Straight out of college, negotiating an entry-level salary may sound like a bad idea—you think your child might lose the job offer, give off a bad impression, or hurt a professional relationship. It’s easy to feel relieved that your child was offered a job at all. While you’re not alone, you may be surprised to learn what employers really think when a recent grad doesn’t attempt to negotiate.
According to a recent study of new grads entering the job market between 2012 and 2015, just 38% of respondents negotiated their initial offer at all. Computer science and engineering majors were most likely to negotiate with 47% and 43% of respective respondents saying they had negotiated, while just 30% of liberal arts majors had done so.
However, 80% of those who did ask for a higher salary were at least partially successful. What’s the deal?
It turns out that 74% of employers surveyed leave room to increase their initial offer by 5 to 10% during negotiations, even with entry-level candidates. Plus, 84% said that an entry-level candidate would not be putting their job at risk by asking to negotiate salary.
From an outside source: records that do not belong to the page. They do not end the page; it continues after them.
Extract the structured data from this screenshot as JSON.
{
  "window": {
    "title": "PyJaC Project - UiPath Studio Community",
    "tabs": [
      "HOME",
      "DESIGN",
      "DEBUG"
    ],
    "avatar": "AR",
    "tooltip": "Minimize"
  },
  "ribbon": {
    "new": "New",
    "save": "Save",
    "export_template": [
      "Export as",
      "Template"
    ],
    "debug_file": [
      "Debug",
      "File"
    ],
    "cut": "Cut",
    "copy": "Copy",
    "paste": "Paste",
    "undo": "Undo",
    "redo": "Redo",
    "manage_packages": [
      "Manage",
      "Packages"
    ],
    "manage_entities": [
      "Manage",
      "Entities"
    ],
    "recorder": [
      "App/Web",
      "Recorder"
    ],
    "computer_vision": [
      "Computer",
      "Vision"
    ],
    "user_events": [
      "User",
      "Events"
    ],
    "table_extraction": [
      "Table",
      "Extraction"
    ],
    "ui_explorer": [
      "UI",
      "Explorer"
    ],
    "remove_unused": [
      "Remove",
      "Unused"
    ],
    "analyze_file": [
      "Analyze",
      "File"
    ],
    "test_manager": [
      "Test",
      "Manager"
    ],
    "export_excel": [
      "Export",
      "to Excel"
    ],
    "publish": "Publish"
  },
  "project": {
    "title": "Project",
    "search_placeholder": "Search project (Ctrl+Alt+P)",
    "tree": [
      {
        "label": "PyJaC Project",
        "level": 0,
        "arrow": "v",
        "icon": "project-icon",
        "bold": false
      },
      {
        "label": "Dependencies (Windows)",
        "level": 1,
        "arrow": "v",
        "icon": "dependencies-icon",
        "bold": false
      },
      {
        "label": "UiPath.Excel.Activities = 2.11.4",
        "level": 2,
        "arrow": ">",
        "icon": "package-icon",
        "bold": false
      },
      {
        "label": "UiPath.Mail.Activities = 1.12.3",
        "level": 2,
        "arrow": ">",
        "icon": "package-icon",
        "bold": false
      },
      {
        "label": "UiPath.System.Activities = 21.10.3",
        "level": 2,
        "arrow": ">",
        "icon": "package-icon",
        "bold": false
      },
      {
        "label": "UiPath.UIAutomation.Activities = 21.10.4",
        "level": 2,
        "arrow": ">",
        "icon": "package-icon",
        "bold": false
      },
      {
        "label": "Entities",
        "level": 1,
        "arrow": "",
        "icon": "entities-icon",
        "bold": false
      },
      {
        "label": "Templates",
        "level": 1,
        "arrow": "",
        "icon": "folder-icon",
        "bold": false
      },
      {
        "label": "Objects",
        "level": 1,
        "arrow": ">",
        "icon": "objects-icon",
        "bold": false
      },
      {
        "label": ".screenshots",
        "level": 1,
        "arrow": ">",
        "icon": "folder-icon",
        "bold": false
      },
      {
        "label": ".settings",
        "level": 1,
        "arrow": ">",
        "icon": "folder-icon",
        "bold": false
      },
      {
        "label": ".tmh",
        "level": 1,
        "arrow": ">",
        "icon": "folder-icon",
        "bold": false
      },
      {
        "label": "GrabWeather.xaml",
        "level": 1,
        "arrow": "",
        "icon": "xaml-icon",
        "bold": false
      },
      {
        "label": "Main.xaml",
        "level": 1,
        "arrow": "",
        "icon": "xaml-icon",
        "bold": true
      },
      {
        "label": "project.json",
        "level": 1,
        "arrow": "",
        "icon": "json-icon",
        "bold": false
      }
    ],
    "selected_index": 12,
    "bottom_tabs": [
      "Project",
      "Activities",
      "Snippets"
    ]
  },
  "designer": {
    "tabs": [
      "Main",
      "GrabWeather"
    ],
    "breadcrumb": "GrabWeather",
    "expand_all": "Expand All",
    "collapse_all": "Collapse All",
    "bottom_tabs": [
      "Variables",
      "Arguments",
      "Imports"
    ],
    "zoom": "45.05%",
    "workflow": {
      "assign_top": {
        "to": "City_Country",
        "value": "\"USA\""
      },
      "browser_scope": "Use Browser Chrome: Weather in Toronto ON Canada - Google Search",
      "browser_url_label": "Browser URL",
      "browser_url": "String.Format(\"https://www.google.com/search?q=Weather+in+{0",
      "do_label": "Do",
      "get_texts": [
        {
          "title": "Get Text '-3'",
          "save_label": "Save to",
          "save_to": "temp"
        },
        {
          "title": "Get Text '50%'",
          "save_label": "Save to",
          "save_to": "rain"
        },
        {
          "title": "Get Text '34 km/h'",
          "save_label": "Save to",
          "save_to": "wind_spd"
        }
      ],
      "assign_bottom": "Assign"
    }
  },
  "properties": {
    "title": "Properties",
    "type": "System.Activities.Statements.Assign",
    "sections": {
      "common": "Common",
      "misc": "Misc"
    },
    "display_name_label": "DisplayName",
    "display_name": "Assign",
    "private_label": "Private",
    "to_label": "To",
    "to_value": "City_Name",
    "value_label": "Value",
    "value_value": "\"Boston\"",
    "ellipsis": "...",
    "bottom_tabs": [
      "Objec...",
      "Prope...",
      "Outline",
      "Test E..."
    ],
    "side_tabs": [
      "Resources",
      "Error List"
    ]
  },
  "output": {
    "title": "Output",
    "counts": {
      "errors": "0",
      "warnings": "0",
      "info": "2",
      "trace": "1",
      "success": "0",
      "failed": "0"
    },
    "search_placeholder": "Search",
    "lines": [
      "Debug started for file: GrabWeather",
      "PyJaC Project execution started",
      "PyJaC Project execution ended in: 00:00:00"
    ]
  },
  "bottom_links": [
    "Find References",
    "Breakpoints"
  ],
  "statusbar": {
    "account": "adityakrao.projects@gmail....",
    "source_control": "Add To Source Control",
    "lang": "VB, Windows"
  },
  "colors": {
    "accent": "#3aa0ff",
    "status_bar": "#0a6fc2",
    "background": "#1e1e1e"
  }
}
If you’re still worried, know that 90% of employers had never retracted a job offer because an entry-level candidate attempted to negotiate.
Employers agreed that negotiating demonstrates positive qualities like confidence, preparedness, and intelligence. Choosing not to negotiate could make your child come across as less confident, unprepared, or like they didn’t think it was an option.
So, if your child is on the fence about negotiating, explain to her that it not only makes sense financially—it’s also a great strategy to make a positive first impression.